Была обычная теснота вокруг картин и столов с закусками, пахло сухими холстами, водкой, едой, одеколоном (должно быть, от коротко постриженных юных людей в вечерних костюмах с бабочками на чистейших манишках); трое неряшливо одетых бородатых личностей, по виду непроцветающих живописцев, прожевывая бутерброды, окружали длинного человека с прозрачным, как папиросная бумага, острым лицом, с острыми косыми височками, фотоаппарат висел на ремешке через его плечо. Бесцветными холодноватыми глазами он вглядывался в картину, не слушая багрового, как свежекопченый окорок, лысого круглого господина без шеи, известного скупщика картин искусствоведа Пескова, взбудораженно сжимающего сарделькообразными пальцами локоть приличного молодого человека, соломенные волосы которого свисали вдоль стыдливо пунцовых щек, придавая его облику нечто целомудренное. Он же силился придать юношескому своему лицу глубокомысленное выражение, но это плохо удавалось ему – при каждом сжатии толстых пальцев Пескова он незащищенно передергивал плечом.

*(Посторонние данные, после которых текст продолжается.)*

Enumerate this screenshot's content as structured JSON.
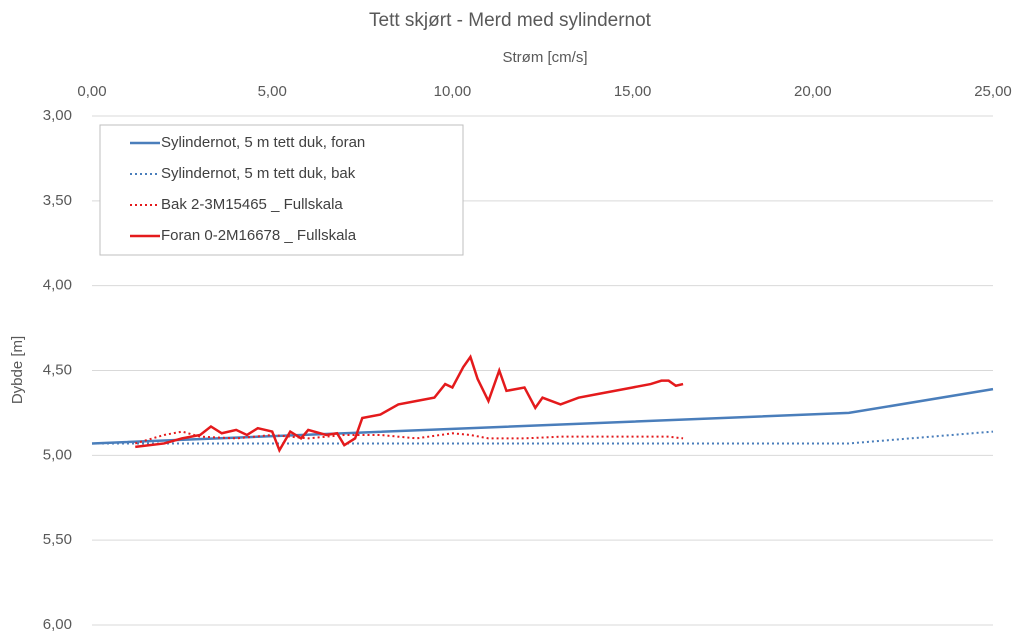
{
  "chart_data": {
    "type": "line",
    "title": "Tett skjørt - Merd med sylindernot",
    "x_label": "Strøm [cm/s]",
    "y_label": "Dybde [m]",
    "xlim": [
      0,
      25
    ],
    "xticks": [
      {
        "value": 0,
        "label": "0,00"
      },
      {
        "value": 5,
        "label": "5,00"
      },
      {
        "value": 10,
        "label": "10,00"
      },
      {
        "value": 15,
        "label": "15,00"
      },
      {
        "value": 20,
        "label": "20,00"
      },
      {
        "value": 25,
        "label": "25,00"
      }
    ],
    "ylim": [
      3,
      6
    ],
    "y_inverted": true,
    "x_axis_position": "top",
    "yticks": [
      {
        "value": 3,
        "label": "3,00"
      },
      {
        "value": 3.5,
        "label": "3,50"
      },
      {
        "value": 4,
        "label": "4,00"
      },
      {
        "value": 4.5,
        "label": "4,50"
      },
      {
        "value": 5,
        "label": "5,00"
      },
      {
        "value": 5.5,
        "label": "5,50"
      },
      {
        "value": 6,
        "label": "6,00"
      }
    ],
    "grid": true,
    "legend_position": "upper left",
    "series": [
      {
        "name": "Sylindernot, 5 m tett duk, foran",
        "color": "#4a7ebb",
        "style": "solid",
        "x": [
          0,
          21,
          25
        ],
        "values": [
          4.93,
          4.75,
          4.61
        ]
      },
      {
        "name": "Sylindernot, 5 m tett duk, bak",
        "color": "#4a7ebb",
        "style": "dotted",
        "x": [
          0,
          21,
          25
        ],
        "values": [
          4.93,
          4.93,
          4.86
        ]
      },
      {
        "name": "Bak 2-3M15465 _ Fullskala",
        "color": "#e41a1c",
        "style": "dotted",
        "x": [
          1.2,
          2,
          2.5,
          3,
          4,
          5,
          6,
          7,
          8,
          9,
          10,
          10.5,
          11,
          12,
          13,
          14,
          15,
          16,
          16.4
        ],
        "values": [
          4.93,
          4.88,
          4.86,
          4.89,
          4.9,
          4.88,
          4.9,
          4.88,
          4.88,
          4.9,
          4.87,
          4.88,
          4.9,
          4.9,
          4.89,
          4.89,
          4.89,
          4.89,
          4.9
        ]
      },
      {
        "name": "Foran 0-2M16678 _ Fullskala",
        "color": "#e41a1c",
        "style": "solid",
        "x": [
          1.2,
          2,
          2.5,
          3,
          3.3,
          3.6,
          4,
          4.3,
          4.6,
          5,
          5.2,
          5.5,
          5.8,
          6,
          6.5,
          6.8,
          7,
          7.3,
          7.5,
          8,
          8.5,
          9,
          9.5,
          9.8,
          10,
          10.3,
          10.5,
          10.7,
          11,
          11.3,
          11.5,
          12,
          12.3,
          12.5,
          13,
          13.5,
          14,
          15,
          15.5,
          15.8,
          16,
          16.2,
          16.4
        ],
        "values": [
          4.95,
          4.93,
          4.9,
          4.88,
          4.83,
          4.87,
          4.85,
          4.88,
          4.84,
          4.86,
          4.97,
          4.86,
          4.9,
          4.85,
          4.88,
          4.87,
          4.94,
          4.9,
          4.78,
          4.76,
          4.7,
          4.68,
          4.66,
          4.58,
          4.6,
          4.48,
          4.42,
          4.55,
          4.68,
          4.5,
          4.62,
          4.6,
          4.72,
          4.66,
          4.7,
          4.66,
          4.64,
          4.6,
          4.58,
          4.56,
          4.56,
          4.59,
          4.58
        ]
      }
    ]
  }
}
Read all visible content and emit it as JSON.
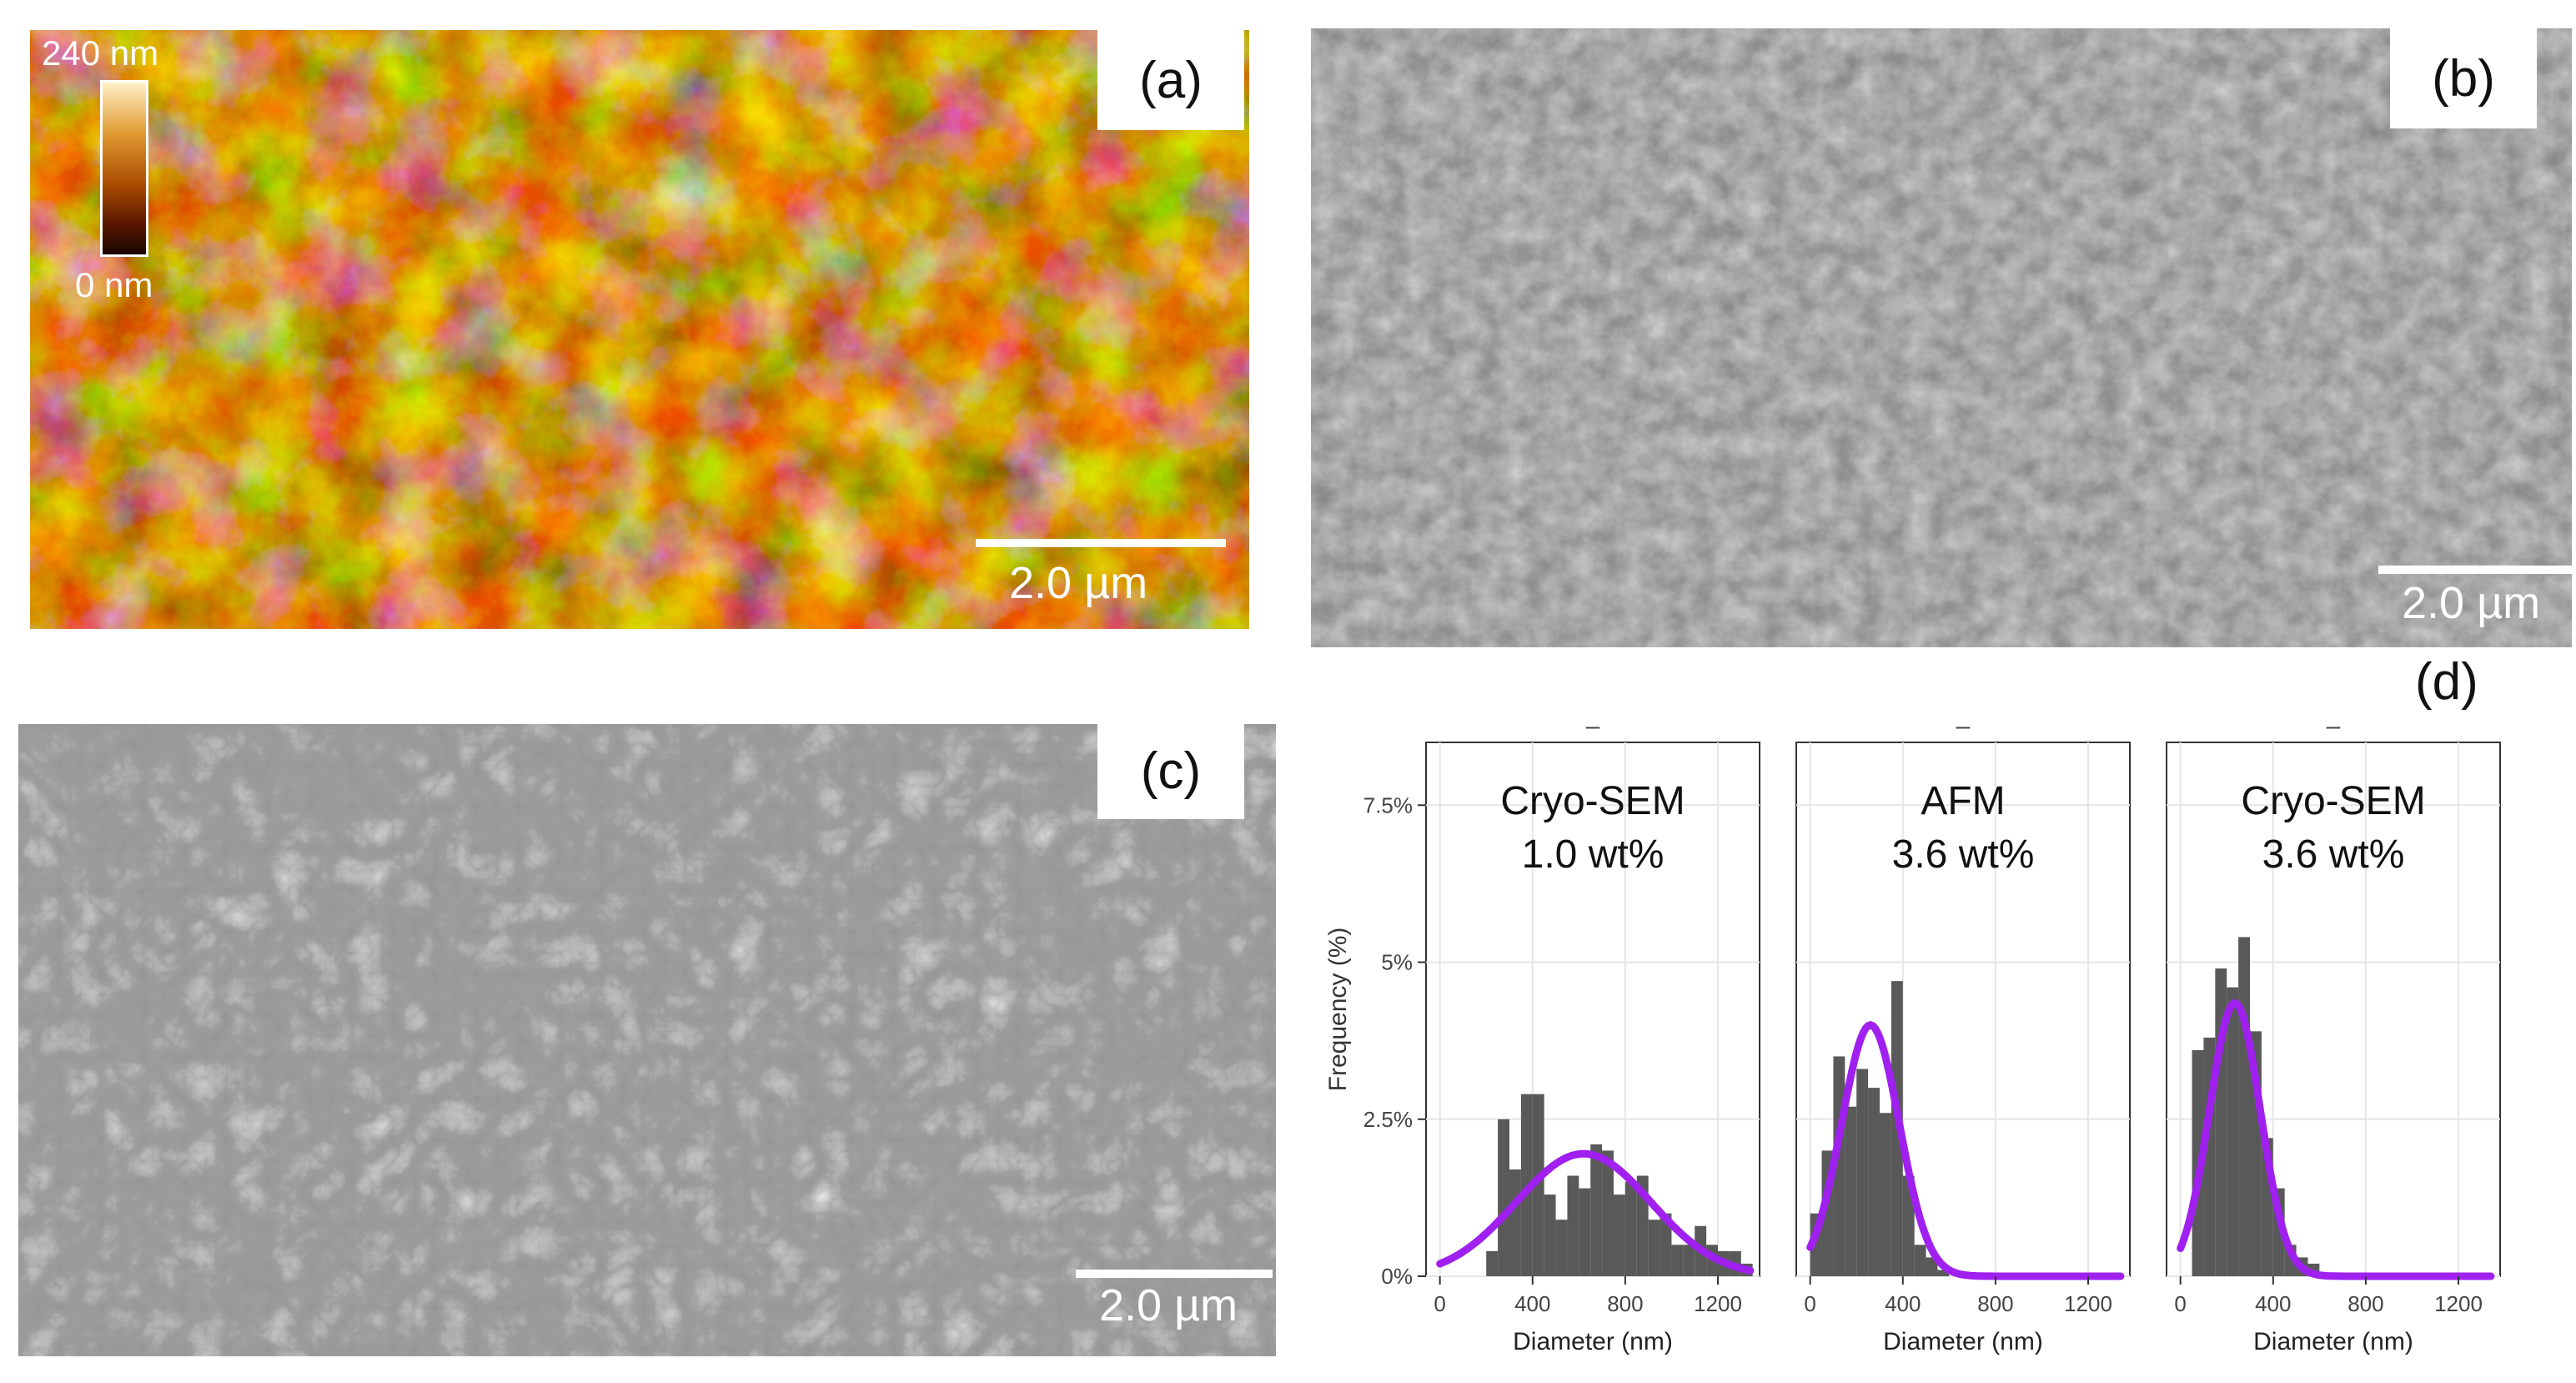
{
  "panels": {
    "a": {
      "label": "(a)",
      "scale_label": "2.0 µm",
      "colorbar": {
        "max_label": "240 nm",
        "min_label": "0 nm"
      },
      "colormap": [
        "#1a0500",
        "#5a1800",
        "#a84a00",
        "#e09a30",
        "#fff0c8"
      ]
    },
    "b": {
      "label": "(b)",
      "scale_label": "2.0 µm"
    },
    "c": {
      "label": "(c)",
      "scale_label": "2.0 µm"
    },
    "d": {
      "label": "(d)"
    }
  },
  "chart_data": {
    "type": "bar",
    "ylabel": "Frequency (%)",
    "xlabel": "Diameter (nm)",
    "xlim": [
      -60,
      1380
    ],
    "ylim": [
      0,
      8.5
    ],
    "x_ticks": [
      0,
      400,
      800,
      1200
    ],
    "y_ticks": [
      0,
      2.5,
      5,
      7.5
    ],
    "y_tick_labels": [
      "0%",
      "2.5%",
      "5%",
      "7.5%"
    ],
    "bin_width": 50,
    "bar_color": "#595959",
    "fit_color": "#a020f0",
    "facets": [
      {
        "strip": "–",
        "title_line1": "Cryo-SEM",
        "title_line2": "1.0 wt%",
        "bin_starts": [
          200,
          250,
          300,
          350,
          400,
          450,
          500,
          550,
          600,
          650,
          700,
          750,
          800,
          850,
          900,
          950,
          1000,
          1050,
          1100,
          1150,
          1200,
          1250,
          1300
        ],
        "values": [
          0.4,
          2.5,
          1.7,
          2.9,
          2.9,
          1.3,
          0.9,
          1.6,
          1.4,
          2.1,
          2.0,
          1.3,
          1.5,
          1.6,
          0.9,
          1.0,
          0.5,
          0.5,
          0.8,
          0.5,
          0.4,
          0.4,
          0.2
        ],
        "fit": {
          "mean": 620,
          "sd": 290,
          "peak": 1.95
        }
      },
      {
        "strip": "–",
        "title_line1": "AFM",
        "title_line2": "3.6 wt%",
        "bin_starts": [
          0,
          50,
          100,
          150,
          200,
          250,
          300,
          350,
          400,
          450,
          500,
          550
        ],
        "values": [
          1.0,
          2.0,
          3.5,
          2.7,
          3.3,
          3.0,
          2.6,
          4.7,
          1.6,
          0.5,
          0.3,
          0.1
        ],
        "fit": {
          "mean": 260,
          "sd": 125,
          "peak": 4.0
        }
      },
      {
        "strip": "–",
        "title_line1": "Cryo-SEM",
        "title_line2": "3.6 wt%",
        "bin_starts": [
          50,
          100,
          150,
          200,
          250,
          300,
          350,
          400,
          450,
          500,
          550
        ],
        "values": [
          3.6,
          3.8,
          4.9,
          4.6,
          5.4,
          3.9,
          2.2,
          1.4,
          0.5,
          0.3,
          0.2
        ],
        "fit": {
          "mean": 235,
          "sd": 110,
          "peak": 4.35
        }
      }
    ]
  }
}
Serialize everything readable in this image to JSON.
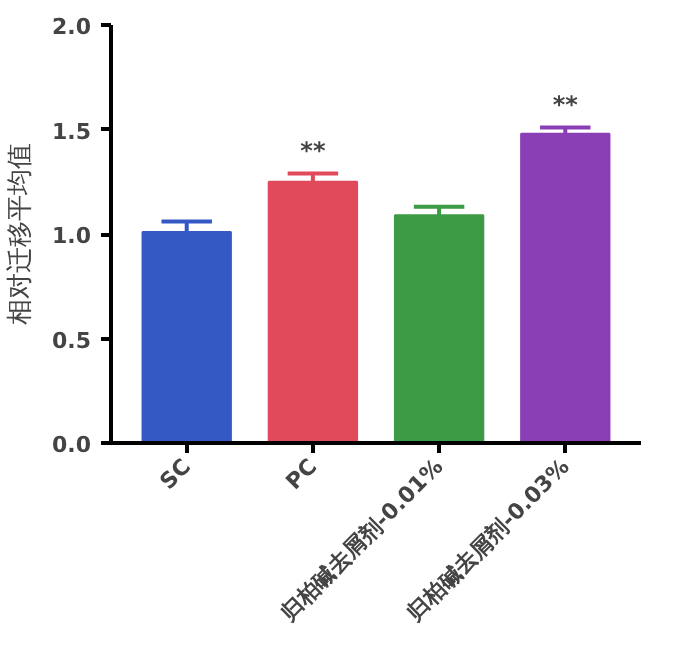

– У вас в Союзе художников зачахли в архивной пыли, отстали на сто лет! – страстно говорил Песков, и обширная лысина его все более багровела. – Заполучаете иностранцев! – Он мотнул головой на остролицего человека с фотоаппаратом. – И возите по мастерским академиков! Хотите сбыть залежалый товар! Так? Нет? И тыкаете лбом в живопись вчерашнего дня! В уже съеденную яичницу! Спасибо! Наелись! А Москва полна молодых искрометных талантов, новых течений, новых невиданных форм! Москва стала Меккой искусства! У нас родились свои Пикассо, свои Дали, новые гении, которые затмили… Да, да, да. Не таланты, а гении! Не понимаю, не возьму в толк: вы, господа, в каком веке живете? В московских мансардах и подвалах творится мировое! Планетарные шедевры! Демидов, Демидов, что Демидов? Рафаэль? Кандинский? Шагал?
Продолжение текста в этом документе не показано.